James Holmes (26 January 1831 – 17 April 1910) was a member of the New Zealand Legislative Council from Hokitika on the West Coast.

==Early life==
Holmes was born at Brighton, Sussex, England on 26 January 1831. He trained as a painter and left for Australia in 1852 to join the Victorian gold rush. He mined for gold in Forest Creek (now known as Castlemaine), Bendigo, and Ballarat. From 1855 to 1860, he had a painting and paperhanging business in Geelong.

==Life in New Zealand==
In 1861, Holmes moved to Dunedin to set up his business there. He returned to Geelong briefly to bring his wife and children to New Zealand. In July 1865, he relocated his family and business to Hokitika.

Holmes bought the Okuku water race at Kumara in 1880 and sold it after 20 years. He was part of the consortium that installed the second battery in Reefton. He served on the Hokitika Harbour Board, the Hokitika High School Board, the Licensing Bench, the Hokitika Borough council, and other public bodies. He was captain of the Fire Brigade, vice-president of the Hokitika Savings Bank, and was a Justice of the Peace since the early 1880s.

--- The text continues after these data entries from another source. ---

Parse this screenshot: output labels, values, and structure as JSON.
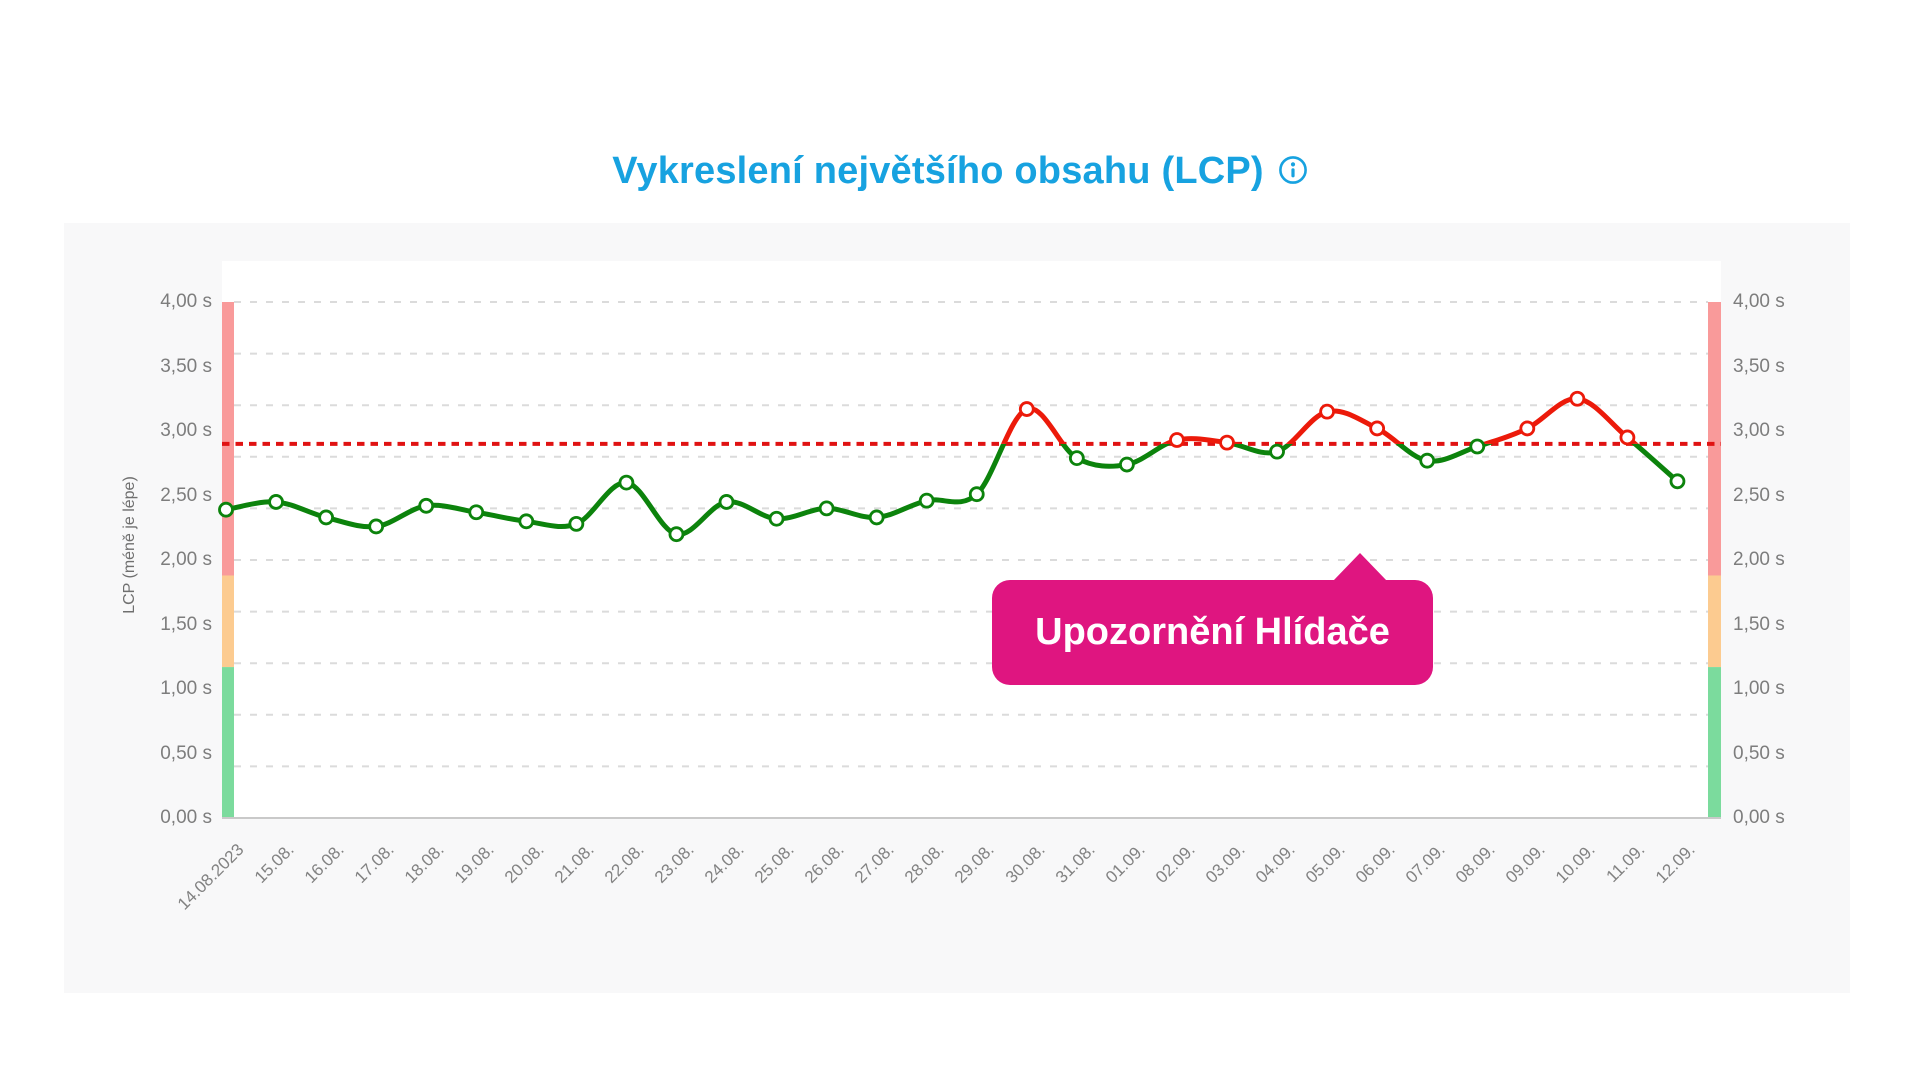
{
  "title": {
    "text": "Vykreslení největšího obsahu (LCP)",
    "color": "#17a2e0",
    "info_icon": "info-icon"
  },
  "callout": {
    "label": "Upozornění Hlídače",
    "color": "#df1580",
    "points_to": "06.09."
  },
  "chart_data": {
    "type": "line",
    "title": "Vykreslení největšího obsahu (LCP)",
    "xlabel": "",
    "ylabel": "LCP (méně je lépe)",
    "unit": "s",
    "ylim": [
      0,
      4
    ],
    "grid": "dashed",
    "legend_position": "none",
    "axis_sides": [
      "left",
      "right"
    ],
    "categories": [
      "14.08.2023",
      "15.08.",
      "16.08.",
      "17.08.",
      "18.08.",
      "19.08.",
      "20.08.",
      "21.08.",
      "22.08.",
      "23.08.",
      "24.08.",
      "25.08.",
      "26.08.",
      "27.08.",
      "28.08.",
      "29.08.",
      "30.08.",
      "31.08.",
      "01.09.",
      "02.09.",
      "03.09.",
      "04.09.",
      "05.09.",
      "06.09.",
      "07.09.",
      "08.09.",
      "09.09.",
      "10.09.",
      "11.09.",
      "12.09."
    ],
    "series": [
      {
        "name": "LCP",
        "values": [
          2.39,
          2.45,
          2.33,
          2.26,
          2.42,
          2.37,
          2.3,
          2.28,
          2.6,
          2.2,
          2.45,
          2.32,
          2.4,
          2.33,
          2.46,
          2.51,
          3.17,
          2.79,
          2.74,
          2.93,
          2.91,
          2.84,
          3.15,
          3.02,
          2.77,
          2.88,
          3.02,
          3.25,
          2.95,
          2.61
        ]
      }
    ],
    "y_ticks": {
      "values": [
        4,
        3.5,
        3,
        2.5,
        2,
        1.5,
        1,
        0.5,
        0
      ],
      "labels": [
        "4,00 s",
        "3,50 s",
        "3,00 s",
        "2,50 s",
        "2,00 s",
        "1,50 s",
        "1,00 s",
        "0,50 s",
        "0,00 s"
      ]
    },
    "gridline_values": [
      4,
      3.6,
      3.2,
      2.8,
      2.4,
      2,
      1.6,
      1.2,
      0.8,
      0.4
    ],
    "threshold": {
      "value": 2.9,
      "style": "dotted",
      "color": "#e01212",
      "label": "Upozornění Hlídače"
    },
    "bands": [
      {
        "from": 4.0,
        "to": 1.88,
        "color": "#f99a9a",
        "meaning": "poor"
      },
      {
        "from": 1.88,
        "to": 1.17,
        "color": "#fccb90",
        "meaning": "needs-improvement"
      },
      {
        "from": 1.17,
        "to": 0.0,
        "color": "#7bdb9d",
        "meaning": "good"
      }
    ],
    "line_colors": {
      "below_threshold": "#0c830c",
      "above_threshold": "#ec1a0a"
    },
    "marker": "open-circle",
    "colors": {
      "gridline": "#dbdbdb",
      "axis_line": "#c9c9c9",
      "tick_text": "#7d7d7d",
      "card_bg": "#f8f8f9"
    }
  }
}
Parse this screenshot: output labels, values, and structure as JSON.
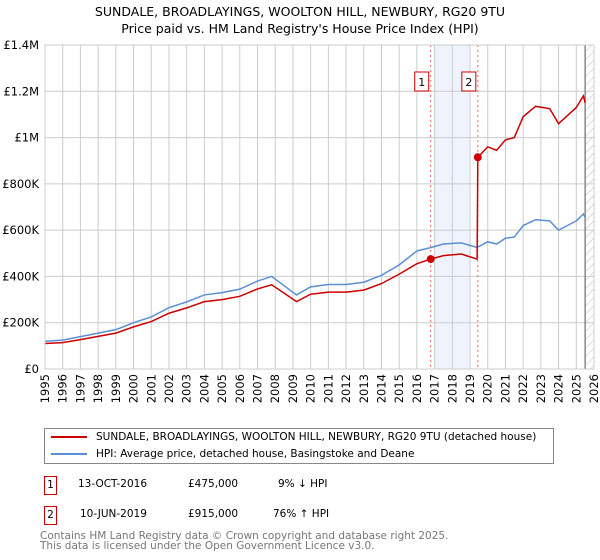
{
  "chart_data": {
    "type": "line",
    "title": "SUNDALE, BROADLAYINGS, WOOLTON HILL, NEWBURY, RG20 9TU",
    "subtitle": "Price paid vs. HM Land Registry's House Price Index (HPI)",
    "xlim": [
      1995,
      2026
    ],
    "ylim": [
      0,
      1400000
    ],
    "x_ticks": [
      "1995",
      "1996",
      "1997",
      "1998",
      "1999",
      "2000",
      "2001",
      "2002",
      "2003",
      "2004",
      "2005",
      "2006",
      "2007",
      "2008",
      "2009",
      "2010",
      "2011",
      "2012",
      "2013",
      "2014",
      "2015",
      "2016",
      "2017",
      "2018",
      "2019",
      "2020",
      "2021",
      "2022",
      "2023",
      "2024",
      "2025",
      "2026"
    ],
    "y_ticks": [
      {
        "v": 0,
        "label": "£0"
      },
      {
        "v": 200000,
        "label": "£200K"
      },
      {
        "v": 400000,
        "label": "£400K"
      },
      {
        "v": 600000,
        "label": "£600K"
      },
      {
        "v": 800000,
        "label": "£800K"
      },
      {
        "v": 1000000,
        "label": "£1M"
      },
      {
        "v": 1200000,
        "label": "£1.2M"
      },
      {
        "v": 1400000,
        "label": "£1.4M"
      }
    ],
    "grid": true,
    "series": [
      {
        "name": "SUNDALE, BROADLAYINGS, WOOLTON HILL, NEWBURY, RG20 9TU (detached house)",
        "color": "#cc0000",
        "points": [
          [
            1995,
            110000
          ],
          [
            1996,
            114000
          ],
          [
            1997,
            127000
          ],
          [
            1998,
            141000
          ],
          [
            1999,
            155000
          ],
          [
            2000,
            182000
          ],
          [
            2001,
            205000
          ],
          [
            2002,
            241000
          ],
          [
            2003,
            264000
          ],
          [
            2004,
            291000
          ],
          [
            2005,
            300000
          ],
          [
            2006,
            314000
          ],
          [
            2007,
            346000
          ],
          [
            2007.8,
            364000
          ],
          [
            2008.5,
            328000
          ],
          [
            2009.2,
            291000
          ],
          [
            2010,
            323000
          ],
          [
            2011,
            332000
          ],
          [
            2012,
            332000
          ],
          [
            2013,
            341000
          ],
          [
            2014,
            369000
          ],
          [
            2015,
            410000
          ],
          [
            2016,
            455000
          ],
          [
            2016.78,
            475000
          ],
          [
            2017.5,
            490000
          ],
          [
            2018.5,
            497000
          ],
          [
            2019.4,
            475000
          ],
          [
            2019.44,
            915000
          ],
          [
            2020,
            960000
          ],
          [
            2020.5,
            945000
          ],
          [
            2021,
            990000
          ],
          [
            2021.5,
            1000000
          ],
          [
            2022,
            1090000
          ],
          [
            2022.7,
            1135000
          ],
          [
            2023.5,
            1125000
          ],
          [
            2024,
            1060000
          ],
          [
            2024.5,
            1095000
          ],
          [
            2025,
            1130000
          ],
          [
            2025.4,
            1180000
          ],
          [
            2025.5,
            1150000
          ]
        ]
      },
      {
        "name": "HPI: Average price, detached house, Basingstoke and Deane",
        "color": "#5b8fd4",
        "points": [
          [
            1995,
            120000
          ],
          [
            1996,
            125000
          ],
          [
            1997,
            140000
          ],
          [
            1998,
            155000
          ],
          [
            1999,
            170000
          ],
          [
            2000,
            200000
          ],
          [
            2001,
            225000
          ],
          [
            2002,
            265000
          ],
          [
            2003,
            290000
          ],
          [
            2004,
            320000
          ],
          [
            2005,
            330000
          ],
          [
            2006,
            345000
          ],
          [
            2007,
            380000
          ],
          [
            2007.8,
            400000
          ],
          [
            2008.5,
            360000
          ],
          [
            2009.2,
            320000
          ],
          [
            2010,
            355000
          ],
          [
            2011,
            365000
          ],
          [
            2012,
            365000
          ],
          [
            2013,
            375000
          ],
          [
            2014,
            405000
          ],
          [
            2015,
            450000
          ],
          [
            2016,
            510000
          ],
          [
            2016.8,
            525000
          ],
          [
            2017.5,
            540000
          ],
          [
            2018.5,
            545000
          ],
          [
            2019.4,
            525000
          ],
          [
            2020,
            550000
          ],
          [
            2020.5,
            540000
          ],
          [
            2021,
            565000
          ],
          [
            2021.5,
            570000
          ],
          [
            2022,
            620000
          ],
          [
            2022.7,
            645000
          ],
          [
            2023.5,
            640000
          ],
          [
            2024,
            600000
          ],
          [
            2024.5,
            620000
          ],
          [
            2025,
            640000
          ],
          [
            2025.4,
            670000
          ],
          [
            2025.5,
            655000
          ]
        ]
      }
    ],
    "sales": [
      {
        "label": "1",
        "x": 2016.78,
        "y": 475000
      },
      {
        "label": "2",
        "x": 2019.44,
        "y": 915000
      }
    ],
    "highlight": [
      2017,
      2019
    ],
    "forecast_from": 2025.5
  },
  "legend": {
    "red": "SUNDALE, BROADLAYINGS, WOOLTON HILL, NEWBURY, RG20 9TU (detached house)",
    "blue": "HPI: Average price, detached house, Basingstoke and Deane"
  },
  "sales_table": [
    {
      "num": "1",
      "date": "13-OCT-2016",
      "price": "£475,000",
      "hpi": "9% ↓ HPI"
    },
    {
      "num": "2",
      "date": "10-JUN-2019",
      "price": "£915,000",
      "hpi": "76% ↑ HPI"
    }
  ],
  "footer": {
    "line1": "Contains HM Land Registry data © Crown copyright and database right 2025.",
    "line2": "This data is licensed under the Open Government Licence v3.0."
  }
}
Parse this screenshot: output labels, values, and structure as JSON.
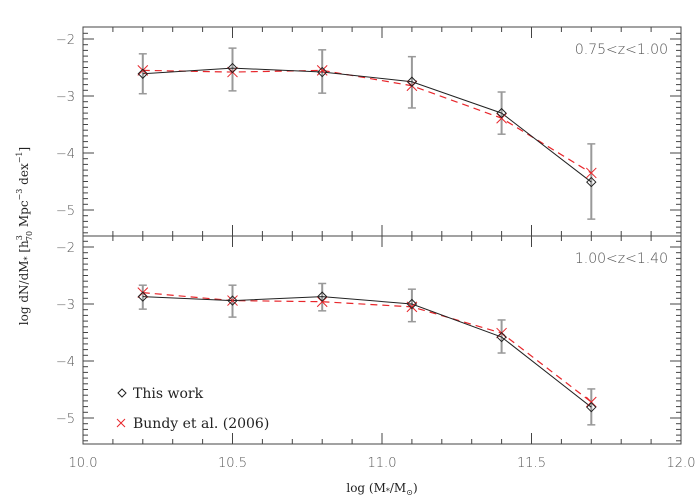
{
  "chart_data": {
    "type": "line",
    "xlabel": "log (M*/M⊙)",
    "ylabel": "log dN/dM* [h70^3 Mpc^-3 dex^-1]",
    "xlim": [
      10.0,
      12.0
    ],
    "x_ticks": [
      "10.0",
      "10.5",
      "11.0",
      "11.5",
      "12.0"
    ],
    "legend": {
      "position": "lower left of bottom panel",
      "entries": [
        {
          "label": "This work",
          "marker": "diamond",
          "color": "#222222"
        },
        {
          "label": "Bundy et al. (2006)",
          "marker": "x",
          "color": "#e8262b"
        }
      ]
    },
    "panels": [
      {
        "label": "0.75<z<1.00",
        "ylim": [
          -5.45,
          -1.79
        ],
        "y_ticks": [
          "-2",
          "-3",
          "-4",
          "-5"
        ],
        "x": [
          10.2,
          10.5,
          10.8,
          11.1,
          11.4,
          11.7
        ],
        "series": [
          {
            "name": "This work",
            "style": "solid",
            "color": "#222222",
            "values": [
              -2.61,
              -2.51,
              -2.58,
              -2.75,
              -3.3,
              -4.51
            ],
            "err_low": [
              -2.96,
              -2.91,
              -2.95,
              -3.21,
              -3.67,
              -5.16
            ],
            "err_high": [
              -2.26,
              -2.16,
              -2.19,
              -2.31,
              -2.93,
              -3.84
            ]
          },
          {
            "name": "Bundy et al. (2006)",
            "style": "dashed",
            "color": "#e8262b",
            "values": [
              -2.55,
              -2.58,
              -2.55,
              -2.82,
              -3.39,
              -4.35
            ]
          }
        ]
      },
      {
        "label": "1.00<z<1.40",
        "ylim": [
          -5.47,
          -1.81
        ],
        "y_ticks": [
          "-2",
          "-3",
          "-4",
          "-5"
        ],
        "x": [
          10.2,
          10.5,
          10.8,
          11.1,
          11.4,
          11.7
        ],
        "series": [
          {
            "name": "This work",
            "style": "solid",
            "color": "#222222",
            "values": [
              -2.87,
              -2.94,
              -2.87,
              -3.0,
              -3.58,
              -4.81
            ],
            "err_low": [
              -3.09,
              -3.23,
              -3.12,
              -3.31,
              -3.86,
              -5.12
            ],
            "err_high": [
              -2.67,
              -2.67,
              -2.64,
              -2.74,
              -3.28,
              -4.49
            ]
          },
          {
            "name": "Bundy et al. (2006)",
            "style": "dashed",
            "color": "#e8262b",
            "values": [
              -2.8,
              -2.94,
              -2.96,
              -3.05,
              -3.51,
              -4.72
            ]
          }
        ]
      }
    ]
  },
  "labels": {
    "xlabel_main": "log (M",
    "xlabel_star": "*",
    "xlabel_mid": "/M",
    "xlabel_sun": "⊙",
    "xlabel_end": ")",
    "ylabel_a": "log dN/dM",
    "ylabel_star": "*",
    "ylabel_b": " [h",
    "ylabel_sup3": "3",
    "ylabel_sub70": "70",
    "ylabel_c": " Mpc",
    "ylabel_sup_m3": "−3",
    "ylabel_d": " dex",
    "ylabel_sup_m1": "−1",
    "ylabel_e": "]"
  },
  "colors": {
    "axis": "#444444",
    "this_work": "#222222",
    "bundy": "#e8262b",
    "errorbar": "#999999"
  }
}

Holmes was closely associated with Richard Seddon and organised his election committees. He was appointed by the Liberal Government to the Legislative Council. He served his first term from 18 April 1902 to 17 April 1909. He served his second term from 18 April 1909 to 17 April 1910, when he died. He had been ill for quite some months and had missed the last session of the legislative council. He was cared for by one of his daughters in Epsom, where he died. He was buried at Hokitika Cemetery.

==Family==
Holmes was married twice and in 1906, he had eleven surviving children. One son died in Christchurch in 1881 aged 20, and his eldest son died in Timaru in 1885 aged 29. His second wife was Sophia Holmes ( Middleton); they married in 1879 and she died on 3 November 1914 in Hastings, where she was residing with one of her daughters. She was buried at Hokitika Cemetery in the family grave.